Overcoming the Limitations of γ- and δ-C-H Arylation of Amines through Ligand Development.

L,X-Type transient directing groups (TDGs) based on a reversible imine linkage have emerged as broadly useful tools for C-H activation of ketones and free amines. However, competitive binding interactions among multiple reaction components (TDG itself, substrate, and substrate-TDG adduct) with the palladium catalyst often lead to the formation of multiple unreactive complexes, rendering ligand development extremely challenging. Herein, we report the finding of versatile 2-pyridone ligands that addresses these problems and significantly improves the γ-methylene arylation of alkyl amines, extending the coupling partners to a wide range of medicinally important heteroaryl iodides and even previously unreactive heteroaryl bromides. The combination of an appropriate transient directing group and pyridone ligand has also enabled the δ-arylation of alkyl amines.
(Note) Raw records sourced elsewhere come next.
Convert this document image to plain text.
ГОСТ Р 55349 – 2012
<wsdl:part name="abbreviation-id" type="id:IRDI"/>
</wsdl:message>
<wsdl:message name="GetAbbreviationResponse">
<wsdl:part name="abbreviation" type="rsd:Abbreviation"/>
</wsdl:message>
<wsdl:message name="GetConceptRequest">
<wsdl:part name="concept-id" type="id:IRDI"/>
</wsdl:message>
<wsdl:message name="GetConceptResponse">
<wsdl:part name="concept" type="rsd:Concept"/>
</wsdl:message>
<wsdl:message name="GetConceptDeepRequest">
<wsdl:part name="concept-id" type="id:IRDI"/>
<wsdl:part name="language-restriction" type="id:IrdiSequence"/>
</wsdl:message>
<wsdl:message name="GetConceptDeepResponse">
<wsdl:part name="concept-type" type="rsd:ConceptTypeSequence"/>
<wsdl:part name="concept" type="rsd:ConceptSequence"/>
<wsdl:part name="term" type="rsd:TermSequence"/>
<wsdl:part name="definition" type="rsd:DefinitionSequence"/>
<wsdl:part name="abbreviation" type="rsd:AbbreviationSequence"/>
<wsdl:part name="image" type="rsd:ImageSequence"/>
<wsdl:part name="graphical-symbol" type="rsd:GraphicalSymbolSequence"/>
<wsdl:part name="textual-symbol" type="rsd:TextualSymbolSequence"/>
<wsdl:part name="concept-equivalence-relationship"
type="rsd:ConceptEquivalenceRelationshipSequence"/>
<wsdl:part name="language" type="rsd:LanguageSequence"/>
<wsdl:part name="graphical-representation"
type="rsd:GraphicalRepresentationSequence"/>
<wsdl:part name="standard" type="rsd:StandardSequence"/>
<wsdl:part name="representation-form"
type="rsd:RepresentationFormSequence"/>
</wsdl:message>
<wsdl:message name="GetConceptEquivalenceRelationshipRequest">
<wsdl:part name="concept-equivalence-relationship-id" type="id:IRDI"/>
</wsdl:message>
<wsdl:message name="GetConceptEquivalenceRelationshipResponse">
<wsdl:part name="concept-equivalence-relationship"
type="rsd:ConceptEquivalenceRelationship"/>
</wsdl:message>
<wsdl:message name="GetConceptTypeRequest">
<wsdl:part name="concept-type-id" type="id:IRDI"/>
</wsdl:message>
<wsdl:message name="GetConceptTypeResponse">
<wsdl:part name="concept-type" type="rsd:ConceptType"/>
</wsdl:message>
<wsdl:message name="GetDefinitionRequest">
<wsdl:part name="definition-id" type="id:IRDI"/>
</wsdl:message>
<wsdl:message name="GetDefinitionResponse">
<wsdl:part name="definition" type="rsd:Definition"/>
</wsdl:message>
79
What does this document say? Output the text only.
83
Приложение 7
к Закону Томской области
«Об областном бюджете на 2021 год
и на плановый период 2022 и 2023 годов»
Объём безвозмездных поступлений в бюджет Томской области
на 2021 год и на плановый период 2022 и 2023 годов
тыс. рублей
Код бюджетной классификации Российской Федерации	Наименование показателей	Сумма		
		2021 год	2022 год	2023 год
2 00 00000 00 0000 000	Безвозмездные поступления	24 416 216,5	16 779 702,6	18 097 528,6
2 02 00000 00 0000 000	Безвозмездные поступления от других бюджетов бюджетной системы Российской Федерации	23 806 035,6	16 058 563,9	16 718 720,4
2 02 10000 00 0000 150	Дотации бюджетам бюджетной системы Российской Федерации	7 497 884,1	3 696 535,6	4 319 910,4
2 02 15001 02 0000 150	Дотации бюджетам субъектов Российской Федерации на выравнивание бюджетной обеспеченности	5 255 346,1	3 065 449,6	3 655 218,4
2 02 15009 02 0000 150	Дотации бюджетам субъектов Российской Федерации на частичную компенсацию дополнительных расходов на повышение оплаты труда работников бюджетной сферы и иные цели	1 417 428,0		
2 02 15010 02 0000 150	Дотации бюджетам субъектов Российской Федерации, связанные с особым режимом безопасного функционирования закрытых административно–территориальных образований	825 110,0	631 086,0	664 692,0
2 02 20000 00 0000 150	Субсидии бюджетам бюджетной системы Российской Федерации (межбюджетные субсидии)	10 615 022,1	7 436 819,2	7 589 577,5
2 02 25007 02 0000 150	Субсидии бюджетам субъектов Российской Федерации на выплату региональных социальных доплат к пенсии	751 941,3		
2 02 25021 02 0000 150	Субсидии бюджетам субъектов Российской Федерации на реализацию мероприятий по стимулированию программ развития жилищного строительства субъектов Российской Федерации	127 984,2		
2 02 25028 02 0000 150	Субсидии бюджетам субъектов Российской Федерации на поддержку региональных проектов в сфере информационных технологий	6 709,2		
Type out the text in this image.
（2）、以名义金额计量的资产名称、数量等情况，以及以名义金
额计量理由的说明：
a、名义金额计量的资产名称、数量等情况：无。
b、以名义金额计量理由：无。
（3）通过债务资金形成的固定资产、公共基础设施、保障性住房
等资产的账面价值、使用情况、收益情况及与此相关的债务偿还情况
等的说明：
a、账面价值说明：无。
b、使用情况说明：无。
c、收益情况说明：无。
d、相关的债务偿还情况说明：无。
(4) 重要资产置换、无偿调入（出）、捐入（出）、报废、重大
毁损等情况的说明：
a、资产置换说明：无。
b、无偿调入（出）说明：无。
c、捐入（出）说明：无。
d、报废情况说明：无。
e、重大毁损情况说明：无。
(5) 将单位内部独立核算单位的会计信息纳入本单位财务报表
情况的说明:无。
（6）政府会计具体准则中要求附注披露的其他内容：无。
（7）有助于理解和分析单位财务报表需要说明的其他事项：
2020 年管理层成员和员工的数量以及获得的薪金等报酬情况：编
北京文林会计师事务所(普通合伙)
Notably, our transient directing group design reveals the importance of matching the size of the Pd-chelation with different transient directing groups and the size of palladacycles generated from γ- and δ-C-H bonds: TDGs that coordinate with Pd(II) to form a six-membered chelate are selective toward γ-C-H bonds, whereas TDGs that coordinate with Pd(II) via a five-membered chelate tend to activate δ-C-H bonds. These findings provide an avenue for developing protecting group free and selective C-H functionalization using the transient directing group strategy.